Профессору, услышавшему последние слова своего друга, стало совсем плохо. Надо было уйти ещё когда он только заметил посторонних, но параноидальное любопытство не дало ему послушать верный порыв.
— Я же не за него переживаю, да? — Бальмаш с досадой ломал кристаллы и складывал в корзину, как на его родине обычно поступали с сухим хворостом, — зачем лицемерить — совсем не за него, а за свою боль. Оно болит, потому что шаткость, а шаткость бесконечна при любых условиях, даже если он перед ликом Фортуны поклянётся мне жизнью. А всякому хочется, чтобы не болело — придётся согласиться с мастером Карстеном, — они и правда здесь были особенные — светлее, прозрачнее и блестели как-то по-другому, — смертников больше нет, но оттого осталась бесконечность шансов расставания, стоило исчезнуть самой яркой проблеме, — профессор выпрямился и собрался было уходить, как вдруг заметил одиноко растущий плоский кристалл и осторожно отломил его от тонкой ножки, — или же я просто проклят Фортуной?
Бальмаш посмотрел на свою руку сквозь кристалл и удивлённо заморгал. Под причудливой призмой зеленоватым свечением виднелись его собственные кости, но, согласно всему тому немногому, что он запомнил из уроков мастера Карстена, их расположение совсем не соответствовало действительному.
Не зная, что в данный момент делать с этим необычным явлением, Бальмаш, точно скучающий ребёнок, поднёс кристалл к глазам и посмотрел сквозь него на солнце. Исчезло.
***
Надо было сделать всё как можно быстрее. Эксперимент, за который Бальмаш не задумываясь продал бы душу, будь дело ещё каких-то полгода назад, сейчас не вызывал у него никаких чувств, кроме суетливого раздражения. Дурные предчувствия не оставляли его ни на миг и, что самое страшное, никак не зависели от сторонних обстоятельств. Хора тоже переживал, но не по поводу абстрактных событий чудовищной жестокости Фортуны, а за своего друга, и это спокойствие при очевидном наличии опасности ещё больше выводило профессора из себя.
Адольфина стояла в холодной пустой комнате, когда-то бывшей лабораторией, и не знала, чего ей ждать от ситуации. В последние дни она чувствовала нечто давящее и странное, схожее с тревогой перед неизбежным, когда вдруг начинаешь осознавать свою смертность, а сейчас это ощущение стало настолько сильным, что воспалённый разум стал его игнорировать, оставив иллюзию того, что всё в порядке.
— Фина, у меня к тебе есть… Важное задание. Помнишь, о чём мы договаривались? — голос профессора звучал так, будто он сильно нервничал.
— Какое? — девушка попыталась сфокусировать взгляд и тут же пожалела, что сделала это. Лицо мастера Бальмаша едва заметно подергивалось в страшной гримасе, отдалённо напоминающей искусственное выражение дружелюбия.

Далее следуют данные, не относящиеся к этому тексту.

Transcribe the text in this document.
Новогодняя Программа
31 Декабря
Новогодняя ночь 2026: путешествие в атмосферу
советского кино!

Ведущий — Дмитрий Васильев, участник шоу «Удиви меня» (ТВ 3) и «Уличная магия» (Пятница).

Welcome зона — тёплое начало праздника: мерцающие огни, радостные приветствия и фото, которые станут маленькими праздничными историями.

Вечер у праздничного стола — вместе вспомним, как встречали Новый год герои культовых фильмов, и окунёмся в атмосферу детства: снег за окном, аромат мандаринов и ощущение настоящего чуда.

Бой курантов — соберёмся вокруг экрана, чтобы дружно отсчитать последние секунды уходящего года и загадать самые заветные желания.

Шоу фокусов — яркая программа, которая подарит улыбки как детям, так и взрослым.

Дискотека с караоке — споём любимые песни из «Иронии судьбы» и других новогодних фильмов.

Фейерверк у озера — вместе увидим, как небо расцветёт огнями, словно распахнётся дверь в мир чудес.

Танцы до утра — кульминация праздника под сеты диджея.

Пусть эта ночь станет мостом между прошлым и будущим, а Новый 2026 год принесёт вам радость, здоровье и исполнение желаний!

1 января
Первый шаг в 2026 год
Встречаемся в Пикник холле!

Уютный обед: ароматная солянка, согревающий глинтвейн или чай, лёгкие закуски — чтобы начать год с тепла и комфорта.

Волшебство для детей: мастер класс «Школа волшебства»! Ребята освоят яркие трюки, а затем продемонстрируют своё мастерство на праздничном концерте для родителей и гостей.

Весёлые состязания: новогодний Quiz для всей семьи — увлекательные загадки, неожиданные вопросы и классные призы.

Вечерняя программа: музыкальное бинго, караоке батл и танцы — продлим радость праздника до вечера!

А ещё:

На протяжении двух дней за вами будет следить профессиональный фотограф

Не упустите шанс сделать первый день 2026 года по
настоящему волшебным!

«Улыбка смерти» — пронеслось в голове у Адольфины, заставив отшатнуться от подошедшего мужчины.
— Ты должна будешь… Уйти на небольшие каникулы, — Бальмашу сложно было подбирать слова. Суть первичного эксперимента была проста, но обличить её в просьбу стоило титанических умственных усилий, — но не пугайся — это не от того, что эксперимент опасен, просто для его чистоты тебе нужно много отдыхать и избегать любых волнений. Я знаю, как для тебя травматична учёба, и своими глазами в студенчестве видел, в какое болото может завести пустое стремление стать лучшим из лучших.
Студентка непонимающе заморгала. Такое в Академии не практиковалось, и даже те студенты, что были больны, занимались науками, которые были им по силам, либо, когда было совсем плохо — лишь абстрактными, наблюдая за собственными снами. Что тогда означало отстранение её от занятий?..
— Что мне нужно делать?
— Разденься по пояс и постарайся не нервничать, — профессор, пока Адольфина пыталась рассудить, по пояс — это сверху или снизу, гремел какими-то металлическими инструментами. Наверное, стоило позвать мастера Карстена: руки у Бальмаша тряслись так, что он не мог наливать реагенты и самостоятельно пользоваться бритвой, что говорить о каком-то подобии пускай несложной, но операции, но Йозеф строго-настрого запретил распространяться об этом мероприятии, а значит стоило полагаться только на Фортуну.
— Как скажете, — странная просьба, странные слова. Почему он ничего ей не объяснил? Что происходит? Адольфина не задавалась этими вопросами всерьёз, искренне надеясь, что живой отсюда не выйдет.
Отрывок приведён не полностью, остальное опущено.